Things were running smoothly, and the team met several early milestones and released some smaller deliverables on time. However, one major project deliverable of growing concern was a thermal analysis that required constructing a numerical computer model of the new 777-9X wing. About a month before the committed due date, the work completed by five individual engineers had to be merged by the project lead. Almost immediately, this integration work began to take longer than expected. That is the point I learned that my team had never before merged sub-models of such scale and complexity.

I moved quickly to gather the team with senior subject matter experts as non-advocates. We brainstormed ways to recover the situation. As we tested these ideas on the detailed schedule, it became apparent it would be impossible to meet the original deadline without sacrificing quality.

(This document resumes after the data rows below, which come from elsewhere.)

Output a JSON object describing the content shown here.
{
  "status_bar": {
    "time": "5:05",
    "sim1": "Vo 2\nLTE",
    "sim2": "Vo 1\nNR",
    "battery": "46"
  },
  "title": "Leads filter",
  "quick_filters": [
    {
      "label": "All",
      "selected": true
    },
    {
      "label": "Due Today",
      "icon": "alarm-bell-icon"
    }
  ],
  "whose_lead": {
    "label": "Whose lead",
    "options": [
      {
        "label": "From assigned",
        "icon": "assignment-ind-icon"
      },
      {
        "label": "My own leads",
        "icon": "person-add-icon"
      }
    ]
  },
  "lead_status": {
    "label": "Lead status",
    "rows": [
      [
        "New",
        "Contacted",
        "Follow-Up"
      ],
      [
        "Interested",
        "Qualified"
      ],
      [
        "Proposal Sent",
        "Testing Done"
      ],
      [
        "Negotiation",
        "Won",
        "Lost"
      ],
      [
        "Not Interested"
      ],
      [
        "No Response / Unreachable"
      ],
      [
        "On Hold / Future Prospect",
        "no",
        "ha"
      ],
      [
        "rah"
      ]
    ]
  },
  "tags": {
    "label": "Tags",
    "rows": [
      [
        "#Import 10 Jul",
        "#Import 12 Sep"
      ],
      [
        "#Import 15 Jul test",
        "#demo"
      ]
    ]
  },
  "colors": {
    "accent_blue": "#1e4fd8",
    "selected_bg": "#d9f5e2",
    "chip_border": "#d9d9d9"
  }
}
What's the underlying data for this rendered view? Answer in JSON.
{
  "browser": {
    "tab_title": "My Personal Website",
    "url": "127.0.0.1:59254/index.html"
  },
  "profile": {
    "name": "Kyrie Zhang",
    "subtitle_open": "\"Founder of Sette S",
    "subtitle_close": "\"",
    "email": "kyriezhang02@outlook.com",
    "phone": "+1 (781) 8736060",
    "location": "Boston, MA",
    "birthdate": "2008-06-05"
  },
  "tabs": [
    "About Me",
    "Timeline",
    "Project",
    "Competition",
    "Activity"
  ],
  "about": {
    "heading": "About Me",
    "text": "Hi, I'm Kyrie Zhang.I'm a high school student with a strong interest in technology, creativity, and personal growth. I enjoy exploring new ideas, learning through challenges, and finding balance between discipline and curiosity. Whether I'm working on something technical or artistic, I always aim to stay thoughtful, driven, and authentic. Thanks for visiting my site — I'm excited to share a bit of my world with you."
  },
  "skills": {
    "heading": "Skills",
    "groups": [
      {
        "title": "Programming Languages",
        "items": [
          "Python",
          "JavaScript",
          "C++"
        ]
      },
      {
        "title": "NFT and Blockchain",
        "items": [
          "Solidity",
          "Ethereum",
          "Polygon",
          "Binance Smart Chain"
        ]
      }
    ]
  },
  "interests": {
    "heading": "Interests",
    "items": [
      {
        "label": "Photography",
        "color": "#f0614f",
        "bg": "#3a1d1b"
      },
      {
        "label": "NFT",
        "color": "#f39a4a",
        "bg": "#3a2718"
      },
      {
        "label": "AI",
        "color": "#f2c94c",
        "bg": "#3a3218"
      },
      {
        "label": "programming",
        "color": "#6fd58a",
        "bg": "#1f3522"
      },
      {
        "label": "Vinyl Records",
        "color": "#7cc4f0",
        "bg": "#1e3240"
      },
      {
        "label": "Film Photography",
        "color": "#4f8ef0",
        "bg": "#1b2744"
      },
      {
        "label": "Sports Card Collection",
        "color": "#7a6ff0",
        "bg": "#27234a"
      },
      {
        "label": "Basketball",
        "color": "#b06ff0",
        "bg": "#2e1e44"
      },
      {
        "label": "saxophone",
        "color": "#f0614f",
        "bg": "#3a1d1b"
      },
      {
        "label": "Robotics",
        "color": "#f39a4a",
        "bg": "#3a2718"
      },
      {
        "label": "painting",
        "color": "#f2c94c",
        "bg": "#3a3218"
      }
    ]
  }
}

The subsequent decision was either cowered down with my team, keep this problem a secret as long as possible. I would then drive the team ruthlessly and hope that everything would miraculously work out or elevate the situation transparently, ask for help and explain the resources I needed to recover.

I chose the latter. I explained the unfortunate situation with complete transparency to leadership and downstream customers. I then presented the detailed project schedule with a commitment to a new achievable completion date. There were a lot of frustration and disappointment on all sides on receipt of the bad news. Surprisingly, however, I received support and positive feedback that I was handling this situation correctly.

Unforeseen issues came up during the recovery period but despite these challenges and setbacks, I am incredibly proud to say that we “adapted, improvised and overcame.” The deliverable was provided to our downstream customers on the very day we projected in our recovery plan months earlier.

On my first decision, I learned a valuable lesson. Trust is earned and is two-edged, from the leader and the team I learned of valuable warning signs to look for and the questions to ask when determining the validity of project plans and status updates. On the second decision, I learned transparency is essential, and if I found myself in the same situation I would never choose differently.?
Third Essay (Optional): Address any other issues or factors that you believe would be helpful to the MBA Admissions Committee in considering your application.

I would like to use this space to give a little more insight into myself and articulate an idea that I am passionate about.

Some time ago at Boeing, leaders were challenged to develop what was termed a diversity blueprint. I was at a loss and felt I had nothing to say. I am a white, Anglo-Saxon male, born in the Unites States to a solidly middle-class family. As a child, we attended a very homogenous faith community with protestant origins. In my mind, it didn’t get more boring and less diverse than this. Thus, I tended to downplay and discount the diversity of my story.